I may go with what Garth was suggesting and throw some chips underneath the bigger chips sockets, although that would mean not putting the smaller chips in sockets (unless they were really short). Honestly, that will be a last resort.
I don't remember if I mentioned this, but OSHPark (I've gotten boards from them before, and they're good quality) quoted me about $420 to make this. That's for 3 boards, but that's still over $100 a board! Seeed I have not actually done a quote with (haven't uploaded the file) but they have a configurator where you can put in all the specs for your board, and they were quoting me about $150 for 10 boards!
I don't think OSHPark's quality is worth paying nearly 10x as much per board, and the turn around times (minus the fact that seeed is closed due to the chinese lunar new year until the 11th) are about the same from what I've seen.
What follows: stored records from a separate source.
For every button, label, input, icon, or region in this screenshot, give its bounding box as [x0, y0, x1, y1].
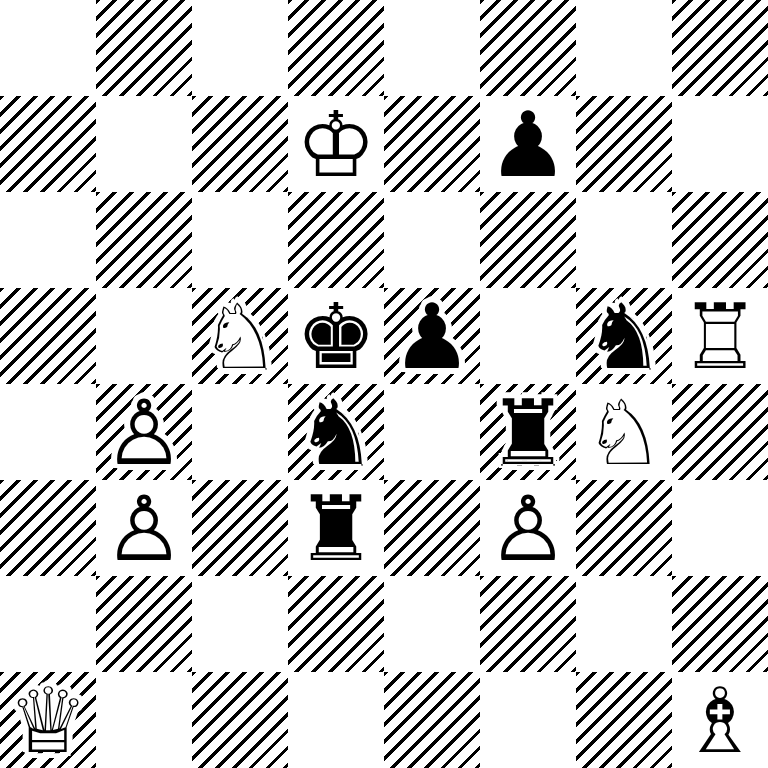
piece-white-knight[interactable]: ♞♘ [576, 384, 672, 480]
square-f4[interactable]: ♜♜ [480, 384, 576, 480]
chess-board-window: ♚♔♟♟♞♘♚♚♟♟♞♞♜♖♟♙♞♞♜♜♞♘♟♙♜♜♟♙♛♕♝♗ [0, 0, 768, 768]
square-c6[interactable] [192, 192, 288, 288]
piece-halo: ♜ [672, 288, 768, 384]
piece-halo: ♚ [288, 288, 384, 384]
piece-black-knight[interactable]: ♞♞ [576, 288, 672, 384]
piece-halo: ♞ [576, 288, 672, 384]
square-c3[interactable] [192, 480, 288, 576]
square-e4[interactable] [384, 384, 480, 480]
piece-white-knight[interactable]: ♞♘ [192, 288, 288, 384]
square-c7[interactable] [192, 96, 288, 192]
square-b6[interactable] [96, 192, 192, 288]
square-c5[interactable]: ♞♘ [192, 288, 288, 384]
piece-black-king[interactable]: ♚♚ [288, 288, 384, 384]
chess-board: ♚♔♟♟♞♘♚♚♟♟♞♞♜♖♟♙♞♞♜♜♞♘♟♙♜♜♟♙♛♕♝♗ [0, 0, 768, 768]
square-e1[interactable] [384, 672, 480, 768]
square-g2[interactable] [576, 576, 672, 672]
square-d8[interactable] [288, 0, 384, 96]
piece-white-rook[interactable]: ♜♖ [672, 288, 768, 384]
square-a2[interactable] [0, 576, 96, 672]
square-a1[interactable]: ♛♕ [0, 672, 96, 768]
piece-glyph: ♞ [576, 288, 672, 384]
square-d6[interactable] [288, 192, 384, 288]
square-b4[interactable]: ♟♙ [96, 384, 192, 480]
piece-glyph: ♙ [96, 480, 192, 576]
piece-glyph: ♔ [288, 96, 384, 192]
square-f8[interactable] [480, 0, 576, 96]
square-g6[interactable] [576, 192, 672, 288]
square-f6[interactable] [480, 192, 576, 288]
square-f2[interactable] [480, 576, 576, 672]
square-f1[interactable] [480, 672, 576, 768]
square-c8[interactable] [192, 0, 288, 96]
square-d7[interactable]: ♚♔ [288, 96, 384, 192]
square-a3[interactable] [0, 480, 96, 576]
piece-glyph: ♙ [96, 384, 192, 480]
square-c1[interactable] [192, 672, 288, 768]
square-b7[interactable] [96, 96, 192, 192]
piece-glyph: ♚ [288, 288, 384, 384]
square-h3[interactable] [672, 480, 768, 576]
piece-halo: ♝ [672, 672, 768, 768]
piece-glyph: ♟ [384, 288, 480, 384]
piece-glyph: ♕ [0, 672, 96, 768]
square-b8[interactable] [96, 0, 192, 96]
square-d2[interactable] [288, 576, 384, 672]
square-d4[interactable]: ♞♞ [288, 384, 384, 480]
piece-halo: ♟ [480, 480, 576, 576]
square-h6[interactable] [672, 192, 768, 288]
square-f7[interactable]: ♟♟ [480, 96, 576, 192]
piece-white-bishop[interactable]: ♝♗ [672, 672, 768, 768]
piece-halo: ♞ [192, 288, 288, 384]
piece-black-rook[interactable]: ♜♜ [288, 480, 384, 576]
square-e2[interactable] [384, 576, 480, 672]
piece-black-pawn[interactable]: ♟♟ [480, 96, 576, 192]
piece-glyph: ♟ [480, 96, 576, 192]
square-d3[interactable]: ♜♜ [288, 480, 384, 576]
square-c2[interactable] [192, 576, 288, 672]
square-e5[interactable]: ♟♟ [384, 288, 480, 384]
square-e6[interactable] [384, 192, 480, 288]
square-h7[interactable] [672, 96, 768, 192]
piece-white-pawn[interactable]: ♟♙ [96, 480, 192, 576]
square-f5[interactable] [480, 288, 576, 384]
square-b5[interactable] [96, 288, 192, 384]
piece-white-pawn[interactable]: ♟♙ [480, 480, 576, 576]
piece-glyph: ♘ [576, 384, 672, 480]
square-a7[interactable] [0, 96, 96, 192]
square-h2[interactable] [672, 576, 768, 672]
piece-glyph: ♙ [480, 480, 576, 576]
piece-halo: ♜ [480, 384, 576, 480]
piece-halo: ♟ [384, 288, 480, 384]
square-a5[interactable] [0, 288, 96, 384]
square-h5[interactable]: ♜♖ [672, 288, 768, 384]
square-g5[interactable]: ♞♞ [576, 288, 672, 384]
square-d5[interactable]: ♚♚ [288, 288, 384, 384]
square-h4[interactable] [672, 384, 768, 480]
piece-glyph: ♗ [672, 672, 768, 768]
square-d1[interactable] [288, 672, 384, 768]
piece-halo: ♟ [96, 384, 192, 480]
piece-glyph: ♜ [480, 384, 576, 480]
square-h1[interactable]: ♝♗ [672, 672, 768, 768]
piece-black-pawn[interactable]: ♟♟ [384, 288, 480, 384]
piece-black-knight[interactable]: ♞♞ [288, 384, 384, 480]
square-c4[interactable] [192, 384, 288, 480]
square-h8[interactable] [672, 0, 768, 96]
square-g8[interactable] [576, 0, 672, 96]
piece-white-pawn[interactable]: ♟♙ [96, 384, 192, 480]
piece-black-rook[interactable]: ♜♜ [480, 384, 576, 480]
square-g7[interactable] [576, 96, 672, 192]
piece-halo: ♞ [288, 384, 384, 480]
square-b1[interactable] [96, 672, 192, 768]
square-g1[interactable] [576, 672, 672, 768]
piece-glyph: ♜ [288, 480, 384, 576]
square-g4[interactable]: ♞♘ [576, 384, 672, 480]
square-a4[interactable] [0, 384, 96, 480]
square-e8[interactable] [384, 0, 480, 96]
square-a8[interactable] [0, 0, 96, 96]
square-e3[interactable] [384, 480, 480, 576]
square-a6[interactable] [0, 192, 96, 288]
square-b3[interactable]: ♟♙ [96, 480, 192, 576]
piece-glyph: ♞ [288, 384, 384, 480]
piece-halo: ♟ [480, 96, 576, 192]
square-b2[interactable] [96, 576, 192, 672]
piece-glyph: ♘ [192, 288, 288, 384]
square-g3[interactable] [576, 480, 672, 576]
piece-halo: ♛ [0, 672, 96, 768]
piece-white-queen[interactable]: ♛♕ [0, 672, 96, 768]
piece-halo: ♞ [576, 384, 672, 480]
piece-glyph: ♖ [672, 288, 768, 384]
square-f3[interactable]: ♟♙ [480, 480, 576, 576]
piece-halo: ♚ [288, 96, 384, 192]
piece-halo: ♜ [288, 480, 384, 576]
piece-halo: ♟ [96, 480, 192, 576]
square-e7[interactable] [384, 96, 480, 192]
piece-white-king[interactable]: ♚♔ [288, 96, 384, 192]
Plus, OSHPark only sells purple boards, and for this project, I'd like the "old fashioned" green a lot more. (seed even lets you get them in other colors, like black, blue, etc).
OSHPark, and some other american board makers with them, are good companies, but they probably need to refine their process to be able to compete with places like Seeed, because I don't see the point in paying all that extra money.
Chromatix wrote:
About 74F series logic: it's pretty fast, yes, but it's *very* power hungry, on the order of 35mW per simple logic chip. It has typical TTL input levels, input loads (this is *not* a high-impedance input, due to the bipolar transistors involved) and fanout restrictions. It's also no longer being manufactured.
If you need fast logic, I recommend 74AHC series, switching to 74AC or 74HC for specific devices not available in that series. A quick pricing comparison suggests there's not much difference.
I only remember seeing the price difference on one chip, the 74318, and the AC (maybe AHC, pretty sure it was AC though) version was >$2, while the F was $0.60. For a chip that I need 3 of, the cheaper option (that was basically as fast) looked better, but knowing this, I'll stay far away from the F series.